Sábado, 27 de Maio de 2006

Crónicas do Luxemburgo - IX

Uma comunhão solene há sessenta anos
 
A comunhão solene era um verdadeiro rito de passagem.
Os miúdos tinham feito a terceira ou a quarta classe (a quarta não era obrigatória) e preparavam-se para o ofício ou para assumirem, a tempo inteiro, as tarefas agrícolas ou domésticas que conheciam de tenra idade.
A comunhão solene era o momento da largada.
Realizava-se no verão, de dois em dois anos, e obedecia a cânones bem estabelecidos.
Um mês antes, começavam os ensaios, comummente conhecidos por "cerimónias".
As catequistas davam as últimas ensaboadelas, recuperavam os relapsos e mandavam recados aos pais.
Os "enorminhos" (atrasados mentais) não faziam a comunhão. Um ou outro candidato sem aproveitamento era "adiado" para a comunhão solene seguinte.
As "cerimónias" decorriam ao fim da tarde e eram momentos inesquecíveis.
Padre Zé oscilava entre a bonomia e o ralhete.
Normalmente estava de bom humor e falava do mundo.
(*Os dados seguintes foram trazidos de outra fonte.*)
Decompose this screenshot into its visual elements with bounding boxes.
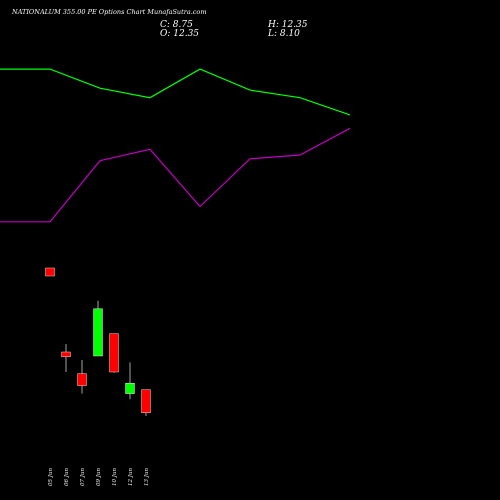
- candle-body: [77, 373, 87, 386]
- high-value: H: 12.35: [268, 20, 308, 30]
- candle-body: [109, 333, 119, 373]
- x-tick-label: 10 Jun: [112, 468, 118, 486]
- upper-band-line: [0, 68, 351, 116]
- x-tick-label: 13 Jun: [144, 468, 150, 486]
- candle-body: [125, 383, 135, 394]
- close-value: C: 8.75: [160, 20, 193, 30]
- low-value: L: 8.10: [268, 29, 300, 39]
- x-tick-label: 12 Jun: [128, 468, 134, 486]
- candle-body: [61, 351, 71, 358]
- x-tick-label: 06 Jun: [64, 468, 70, 486]
- x-tick-label: 07 Jun: [80, 468, 86, 486]
- candle-body: [141, 389, 151, 414]
- chart-title: NATIONALUM 355.00 PE Options Chart Munaf…: [12, 8, 207, 16]
- x-tick-label: 09 Jun: [96, 468, 102, 486]
- lower-band-line: [0, 127, 351, 223]
- candle-body: [45, 267, 55, 277]
- candle-body: [93, 308, 103, 357]
- x-tick-label: 05 Jun: [48, 468, 54, 486]
- open-value: O: 12.35: [160, 29, 200, 39]
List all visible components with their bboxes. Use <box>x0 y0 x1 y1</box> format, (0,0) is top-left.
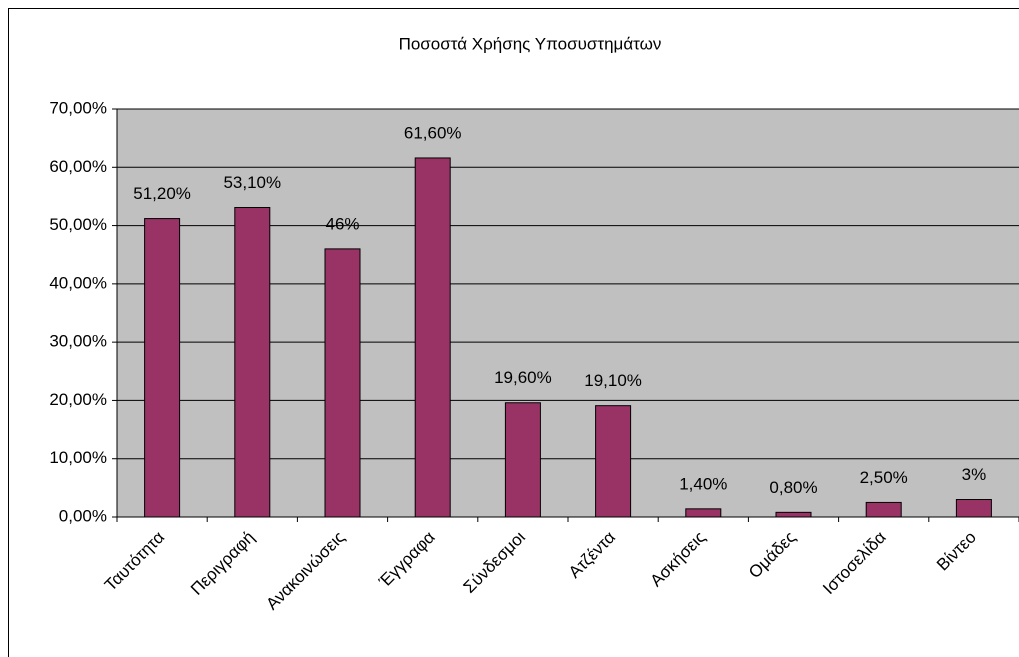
value-label: 19,10% <box>584 371 642 390</box>
bar <box>144 218 181 518</box>
bar <box>234 207 271 518</box>
value-label: 51,20% <box>133 184 191 203</box>
y-tick-label: 60,00% <box>49 157 107 176</box>
y-tick-label: 50,00% <box>49 215 107 234</box>
bar <box>324 248 361 518</box>
bar <box>595 405 632 518</box>
bar <box>865 501 902 518</box>
value-label: 2,50% <box>860 468 908 487</box>
y-tick-label: 70,00% <box>49 98 107 117</box>
value-label: 3% <box>962 465 987 484</box>
value-label: 1,40% <box>679 474 727 493</box>
bar <box>955 499 992 518</box>
value-label: 19,60% <box>494 368 552 387</box>
chart-title: Ποσοστά Χρήσης Υποσυστημάτων <box>399 34 662 53</box>
y-tick-label: 0,00% <box>59 506 107 525</box>
y-tick-label: 10,00% <box>49 448 107 467</box>
value-label: 53,10% <box>223 173 281 192</box>
y-tick-label: 40,00% <box>49 273 107 292</box>
value-label: 61,60% <box>404 123 462 142</box>
value-label: 46% <box>325 214 359 233</box>
bar <box>414 157 451 518</box>
y-tick-label: 30,00% <box>49 332 107 351</box>
bar <box>685 508 722 518</box>
bar <box>775 511 812 518</box>
y-tick-label: 20,00% <box>49 390 107 409</box>
value-label: 0,80% <box>769 478 817 497</box>
bar <box>504 402 541 518</box>
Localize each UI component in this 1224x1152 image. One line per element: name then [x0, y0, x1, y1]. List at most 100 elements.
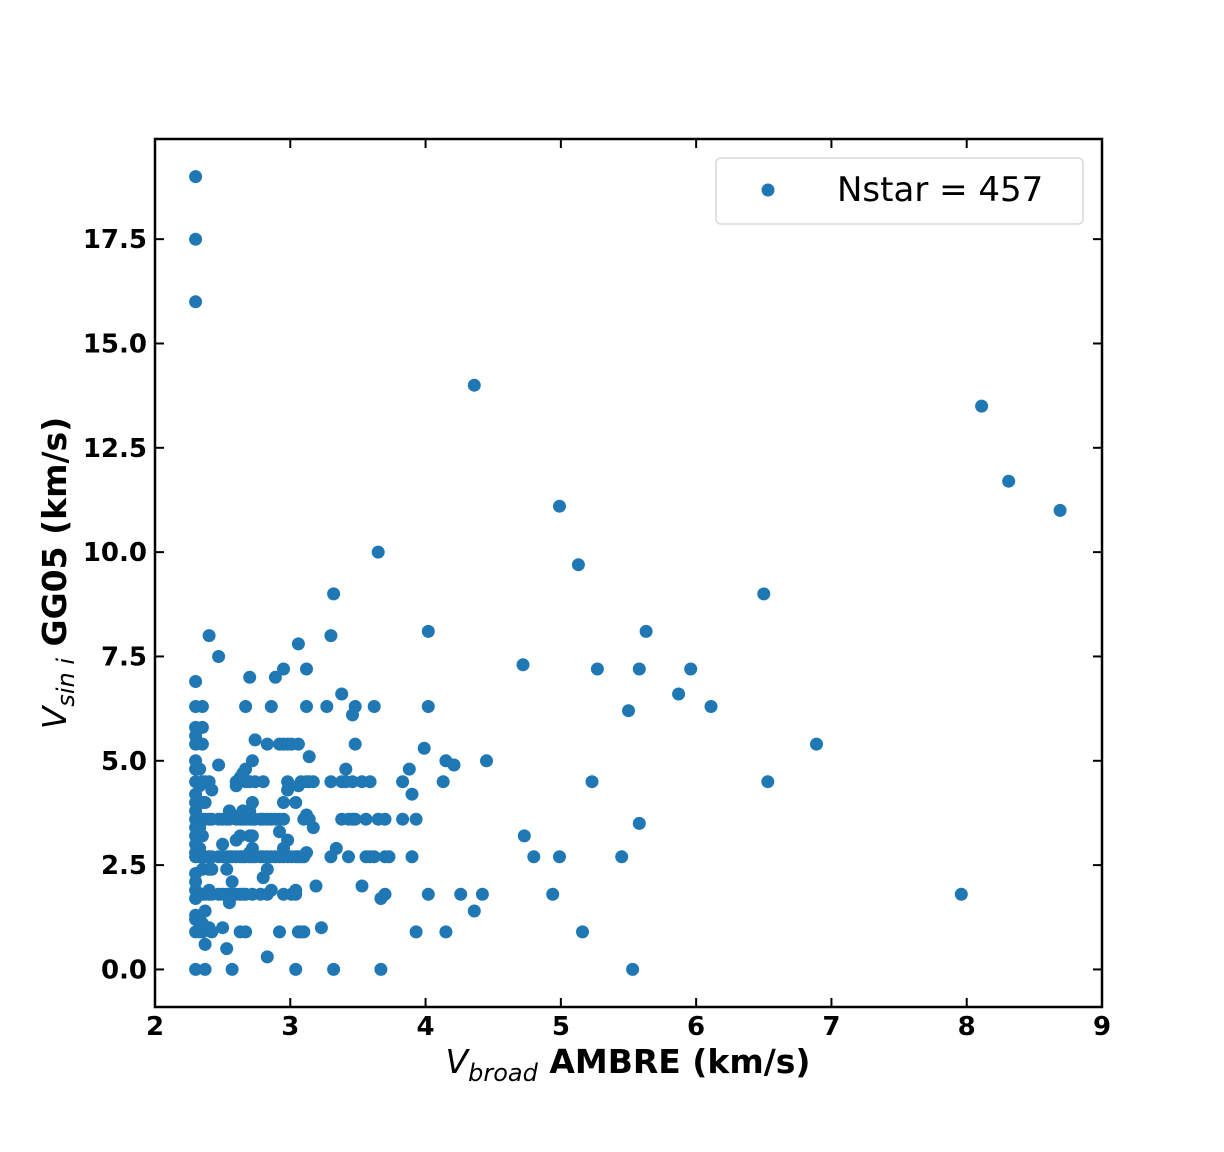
data-point: [396, 775, 410, 789]
data-point: [212, 758, 226, 772]
data-point: [1053, 503, 1067, 517]
data-point: [757, 587, 771, 601]
x-tick-label: 8: [958, 1012, 976, 1042]
data-point: [447, 758, 461, 772]
data-point: [205, 862, 219, 876]
data-point: [260, 737, 274, 751]
data-point: [378, 812, 392, 826]
data-point: [576, 925, 589, 939]
data-point: [439, 925, 453, 939]
y-axis-title: Vsin i GG05 (km/s): [35, 417, 80, 730]
data-point: [467, 904, 481, 918]
data-point: [300, 846, 313, 860]
data-point: [243, 670, 257, 684]
data-point: [632, 816, 646, 830]
data-point: [571, 558, 585, 572]
plot-frame: [153, 137, 1104, 1009]
x-tick-label: 7: [822, 1012, 840, 1042]
data-points: [189, 170, 1067, 976]
y-tick-label: 10.0: [83, 538, 147, 568]
data-point: [421, 700, 435, 713]
data-point: [245, 829, 259, 843]
data-point: [324, 629, 338, 643]
x-tick-label: 2: [146, 1012, 164, 1042]
data-point: [239, 925, 253, 939]
data-point: [320, 700, 334, 713]
data-point: [421, 887, 435, 901]
data-point: [300, 700, 313, 713]
data-point: [363, 775, 377, 789]
data-point: [436, 775, 450, 789]
data-point: [189, 295, 203, 309]
data-point: [198, 796, 212, 809]
x-tick-label: 5: [552, 1012, 570, 1042]
data-point: [396, 812, 410, 826]
data-point: [260, 862, 274, 876]
data-point: [761, 775, 775, 789]
data-point: [189, 170, 203, 184]
data-point: [810, 737, 823, 751]
data-point: [348, 737, 362, 751]
data-point: [454, 887, 468, 901]
data-point: [553, 850, 566, 864]
data-point: [467, 378, 481, 392]
y-tick-label: 17.5: [83, 225, 147, 255]
data-point: [684, 662, 698, 676]
data-point: [402, 762, 416, 776]
data-point: [475, 887, 489, 901]
data-point: [273, 925, 286, 939]
data-point: [264, 883, 278, 897]
legend: Nstar = 457: [715, 157, 1084, 225]
data-point: [590, 662, 604, 676]
data-point: [421, 624, 435, 638]
data-point: [309, 879, 323, 893]
x-tick-labels: 2 3 4 5 6 7 8 9: [146, 1012, 1111, 1042]
data-point: [371, 545, 385, 559]
data-point: [297, 925, 311, 939]
data-point: [195, 829, 209, 843]
data-point: [355, 879, 369, 893]
data-point: [348, 812, 362, 826]
data-point: [195, 737, 209, 751]
y-tick-label: 5.0: [101, 747, 147, 777]
data-point: [281, 783, 295, 797]
data-point: [329, 841, 343, 855]
data-point: [348, 700, 362, 713]
data-point: [626, 962, 640, 976]
data-point: [302, 750, 316, 764]
data-point: [198, 962, 212, 976]
data-point: [273, 825, 286, 839]
data-point: [546, 887, 560, 901]
data-point: [248, 733, 262, 747]
data-point: [189, 232, 203, 246]
x-tick-label: 9: [1093, 1012, 1111, 1042]
data-point: [212, 650, 226, 663]
x-axis-title: Vbroad AMBRE (km/s): [446, 1042, 811, 1087]
data-point: [339, 762, 353, 776]
y-tick-labels: 0.0 2.5 5.0 7.5 10.0 12.5 15.0 17.5: [83, 225, 147, 985]
data-point: [622, 704, 635, 718]
data-point: [632, 662, 646, 676]
data-point: [277, 662, 290, 676]
data-point: [189, 675, 203, 688]
data-point: [704, 700, 718, 713]
data-point: [527, 850, 541, 864]
data-point: [245, 796, 259, 809]
data-point: [346, 775, 359, 789]
data-point: [639, 624, 653, 638]
data-point: [553, 499, 566, 513]
data-point: [300, 662, 313, 676]
data-point: [291, 737, 305, 751]
data-point: [516, 658, 530, 672]
data-point: [289, 962, 303, 976]
data-point: [417, 741, 431, 755]
legend-marker: [761, 183, 775, 197]
data-point: [585, 775, 599, 789]
data-point: [225, 962, 239, 976]
data-point: [239, 700, 253, 713]
data-point: [359, 812, 373, 826]
x-tick-label: 6: [687, 1012, 705, 1042]
data-point: [195, 700, 209, 713]
data-point: [615, 850, 629, 864]
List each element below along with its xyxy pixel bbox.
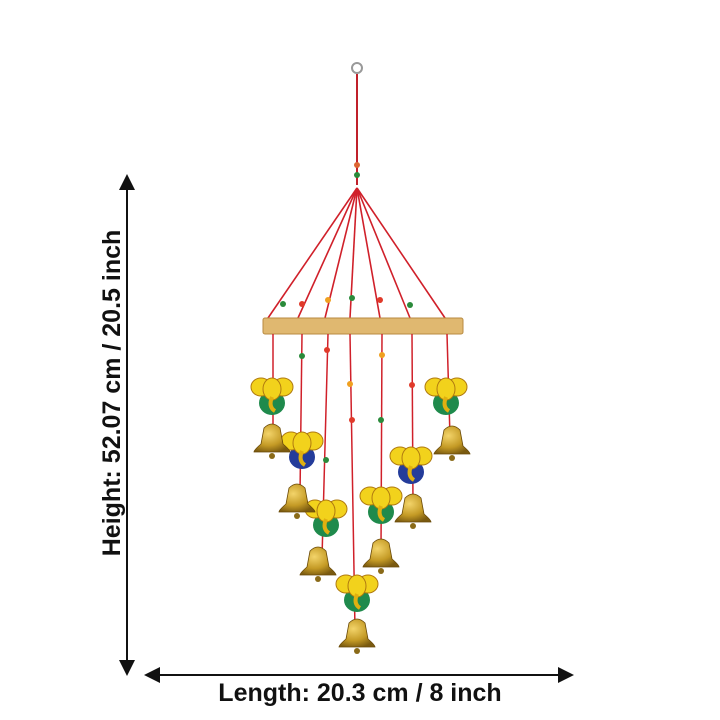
fan-strings xyxy=(267,187,446,319)
brass-bell xyxy=(299,546,337,582)
ganesha-figure xyxy=(389,446,433,484)
brass-bell xyxy=(394,493,432,529)
ganesha-figure xyxy=(250,377,294,415)
ganesha-figure xyxy=(335,574,379,612)
brass-bell xyxy=(278,483,316,519)
ganesha-figure xyxy=(304,499,348,537)
ganesha-figures xyxy=(250,377,468,612)
brass-bell xyxy=(433,425,471,461)
ganesha-figure xyxy=(424,377,468,415)
brass-bell xyxy=(338,618,376,654)
ganesha-figure xyxy=(359,486,403,524)
beads xyxy=(280,295,413,308)
string-beads xyxy=(299,347,415,463)
ganesha-figure xyxy=(280,431,324,469)
brass-bell xyxy=(362,538,400,574)
hook-ring xyxy=(351,62,363,74)
bells xyxy=(253,423,471,654)
wooden-bar xyxy=(262,317,464,335)
height-label: Height: 52.07 cm / 20.5 inch xyxy=(98,230,126,557)
length-label: Length: 20.3 cm / 8 inch xyxy=(218,679,501,707)
brass-bell xyxy=(253,423,291,459)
Contava o que os franceses pensavam de Portugal (ele sabia, pois tinha falado, no Porto, com um grupo de franceses) até à razão de ser do nome do mar mediterrâneo.
Se queria pôr em destaque uma ideia, fazia uma citação em latim. Mas, logo adiantava:
"Não estais a perceber nada, pois não?"
Raramente fazia perguntas sobre "doutrina", o que punha os comungantes à vontade, depois das ameaças que as catequistas tinham feito sobre o rigor e o grau de exigência do Senhor Abade.
Era normal uma ou outra resposta descabida e a ocorrência de trapalhadas. Quando as coisas descambavam com graça, Padre Zé mancomunava-se facilmente com os perturbadores da ordem, para escândalo e desespero das beatas.
As "cerimónias" eram fiéis à tradição.
Primeiramente, testava-se a voz dos oradores e o ouvido dos solistas.
Depois, iniciavam-se os ensaios propriamente ditos.
Padre Zé postava-se junto aos "oradores", com o texto na mão, e corrigia a dicção, a pontuação, o olhar e os gestos.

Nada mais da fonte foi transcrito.